Senator Omar Aziz, the chairman of the inquiry, said he would deliver the recommendation to the prosecutor-general Wednesday morning. Aras' office said the report would be carefully reviewed as soon as it is received.

Regardless of whether charges are filed, the report is expected to fuel criticism of the divisive president, whose approval ratings have slumped ahead of his 2022 reelection campaign — in large part because of Brazil's outsize COVID-19 death toll.

The investigation itself has for months provided a drumbeat of damaging allegations.

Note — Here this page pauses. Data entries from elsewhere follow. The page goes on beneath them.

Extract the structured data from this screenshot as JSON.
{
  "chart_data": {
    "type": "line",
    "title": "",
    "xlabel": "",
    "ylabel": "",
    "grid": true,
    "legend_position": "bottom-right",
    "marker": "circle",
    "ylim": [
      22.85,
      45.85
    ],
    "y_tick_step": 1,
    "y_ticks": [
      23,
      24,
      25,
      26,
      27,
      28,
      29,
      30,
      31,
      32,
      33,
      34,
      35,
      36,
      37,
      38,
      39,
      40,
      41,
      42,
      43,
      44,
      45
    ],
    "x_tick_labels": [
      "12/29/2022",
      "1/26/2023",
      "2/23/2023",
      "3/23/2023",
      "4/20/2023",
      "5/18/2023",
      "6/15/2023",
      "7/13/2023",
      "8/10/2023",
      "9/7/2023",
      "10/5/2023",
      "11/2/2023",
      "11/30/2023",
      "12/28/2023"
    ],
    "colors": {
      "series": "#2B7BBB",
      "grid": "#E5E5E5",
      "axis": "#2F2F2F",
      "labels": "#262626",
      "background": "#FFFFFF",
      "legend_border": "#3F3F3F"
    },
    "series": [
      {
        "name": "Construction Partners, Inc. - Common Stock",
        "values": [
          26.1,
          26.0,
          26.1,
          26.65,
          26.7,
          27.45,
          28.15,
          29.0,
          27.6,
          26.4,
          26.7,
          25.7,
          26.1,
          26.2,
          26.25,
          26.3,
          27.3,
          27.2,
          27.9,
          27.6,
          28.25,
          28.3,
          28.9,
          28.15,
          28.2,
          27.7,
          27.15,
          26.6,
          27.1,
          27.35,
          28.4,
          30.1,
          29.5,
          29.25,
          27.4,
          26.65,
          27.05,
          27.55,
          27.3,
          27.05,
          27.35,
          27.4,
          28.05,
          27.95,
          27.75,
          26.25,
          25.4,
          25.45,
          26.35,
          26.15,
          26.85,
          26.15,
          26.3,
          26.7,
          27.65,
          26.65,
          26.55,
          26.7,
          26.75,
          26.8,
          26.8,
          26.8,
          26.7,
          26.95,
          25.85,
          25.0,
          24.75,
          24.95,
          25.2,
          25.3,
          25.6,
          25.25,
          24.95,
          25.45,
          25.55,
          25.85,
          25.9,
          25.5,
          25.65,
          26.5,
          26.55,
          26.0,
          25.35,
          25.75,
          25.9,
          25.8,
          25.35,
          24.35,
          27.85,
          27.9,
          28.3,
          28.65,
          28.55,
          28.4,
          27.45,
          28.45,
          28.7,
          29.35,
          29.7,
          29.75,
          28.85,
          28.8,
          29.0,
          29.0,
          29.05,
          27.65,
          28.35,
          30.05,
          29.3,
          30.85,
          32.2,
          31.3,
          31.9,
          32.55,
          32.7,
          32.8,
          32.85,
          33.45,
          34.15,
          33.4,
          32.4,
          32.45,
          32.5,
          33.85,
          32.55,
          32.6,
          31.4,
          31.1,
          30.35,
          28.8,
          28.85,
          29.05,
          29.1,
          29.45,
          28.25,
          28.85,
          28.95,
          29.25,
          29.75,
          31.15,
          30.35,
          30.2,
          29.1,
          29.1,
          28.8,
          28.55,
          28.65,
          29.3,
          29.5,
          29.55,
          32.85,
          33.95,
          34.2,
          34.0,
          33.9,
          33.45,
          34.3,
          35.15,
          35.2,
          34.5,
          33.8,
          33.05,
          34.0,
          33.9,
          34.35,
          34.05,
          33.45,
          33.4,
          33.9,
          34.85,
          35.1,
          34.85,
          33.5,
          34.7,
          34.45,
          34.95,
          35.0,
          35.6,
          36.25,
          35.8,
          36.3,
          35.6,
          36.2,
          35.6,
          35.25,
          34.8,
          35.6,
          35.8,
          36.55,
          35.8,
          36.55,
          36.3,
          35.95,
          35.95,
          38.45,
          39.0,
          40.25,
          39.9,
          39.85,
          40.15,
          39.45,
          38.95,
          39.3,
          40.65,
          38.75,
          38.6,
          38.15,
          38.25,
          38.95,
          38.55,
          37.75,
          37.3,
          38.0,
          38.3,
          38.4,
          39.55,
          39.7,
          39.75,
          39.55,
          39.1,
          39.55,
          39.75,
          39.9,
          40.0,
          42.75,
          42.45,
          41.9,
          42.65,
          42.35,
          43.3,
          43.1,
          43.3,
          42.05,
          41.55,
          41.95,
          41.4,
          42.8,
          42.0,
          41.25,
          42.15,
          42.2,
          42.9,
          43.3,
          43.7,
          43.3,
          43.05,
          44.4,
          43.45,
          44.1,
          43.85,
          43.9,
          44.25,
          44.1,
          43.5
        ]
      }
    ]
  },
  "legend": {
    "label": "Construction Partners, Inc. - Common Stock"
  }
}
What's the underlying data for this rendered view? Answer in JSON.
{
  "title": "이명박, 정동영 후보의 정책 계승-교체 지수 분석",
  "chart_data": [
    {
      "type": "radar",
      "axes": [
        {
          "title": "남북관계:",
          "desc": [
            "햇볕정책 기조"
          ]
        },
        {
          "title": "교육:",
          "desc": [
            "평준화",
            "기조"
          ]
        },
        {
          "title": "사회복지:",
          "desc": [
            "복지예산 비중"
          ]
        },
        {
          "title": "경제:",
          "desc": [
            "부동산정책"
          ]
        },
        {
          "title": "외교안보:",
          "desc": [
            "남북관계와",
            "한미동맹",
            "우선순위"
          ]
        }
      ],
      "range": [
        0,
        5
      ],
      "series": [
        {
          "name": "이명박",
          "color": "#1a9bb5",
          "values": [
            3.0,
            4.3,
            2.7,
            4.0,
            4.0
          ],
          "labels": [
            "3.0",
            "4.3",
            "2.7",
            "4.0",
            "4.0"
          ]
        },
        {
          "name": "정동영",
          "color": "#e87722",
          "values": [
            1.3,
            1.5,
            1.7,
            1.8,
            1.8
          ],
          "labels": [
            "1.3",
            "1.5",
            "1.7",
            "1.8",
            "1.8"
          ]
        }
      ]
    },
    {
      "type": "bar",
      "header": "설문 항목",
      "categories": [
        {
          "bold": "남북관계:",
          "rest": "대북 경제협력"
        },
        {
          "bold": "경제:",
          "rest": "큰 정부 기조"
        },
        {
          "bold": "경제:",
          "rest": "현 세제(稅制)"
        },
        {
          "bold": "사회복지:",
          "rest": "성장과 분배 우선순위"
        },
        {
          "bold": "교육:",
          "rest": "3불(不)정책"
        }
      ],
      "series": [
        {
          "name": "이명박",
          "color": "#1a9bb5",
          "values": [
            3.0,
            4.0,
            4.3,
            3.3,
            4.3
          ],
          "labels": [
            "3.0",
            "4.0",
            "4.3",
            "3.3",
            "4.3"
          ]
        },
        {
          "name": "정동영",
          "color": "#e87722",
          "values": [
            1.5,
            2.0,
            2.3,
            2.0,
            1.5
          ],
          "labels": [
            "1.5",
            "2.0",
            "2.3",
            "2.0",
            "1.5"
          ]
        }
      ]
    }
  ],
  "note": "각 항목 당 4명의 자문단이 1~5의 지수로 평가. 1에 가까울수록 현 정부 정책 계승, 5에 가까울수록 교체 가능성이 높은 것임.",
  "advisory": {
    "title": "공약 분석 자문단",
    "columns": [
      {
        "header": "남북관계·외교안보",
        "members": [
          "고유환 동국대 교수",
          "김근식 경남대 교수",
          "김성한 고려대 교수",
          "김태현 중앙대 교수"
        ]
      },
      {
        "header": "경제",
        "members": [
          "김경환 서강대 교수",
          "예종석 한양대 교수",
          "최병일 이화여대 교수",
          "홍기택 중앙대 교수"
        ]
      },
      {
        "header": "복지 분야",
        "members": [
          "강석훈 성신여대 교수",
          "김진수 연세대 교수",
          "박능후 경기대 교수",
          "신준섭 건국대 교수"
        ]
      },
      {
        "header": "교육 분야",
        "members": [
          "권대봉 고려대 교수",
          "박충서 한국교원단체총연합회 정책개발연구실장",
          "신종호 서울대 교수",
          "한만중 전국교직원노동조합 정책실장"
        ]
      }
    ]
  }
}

Since the start of the pandemic, Bolsonaro has sabotaged local leaders' restrictions on activity aimed at stopping the virus' spread, saying the economy needed to keep humming so the poor did not suffer worse hardship.

He also has insistently touted an anti-malaria drug long after broad testing showed it isn't effective against COVID-19, assembled crowds without wearing masks and sowed doubt about vaccines.

Bolsonaro has defended himself by saying he was among the few world leaders courageous enough to defy political correctness and global health recommendations, and that he hasn't erred in the slightest.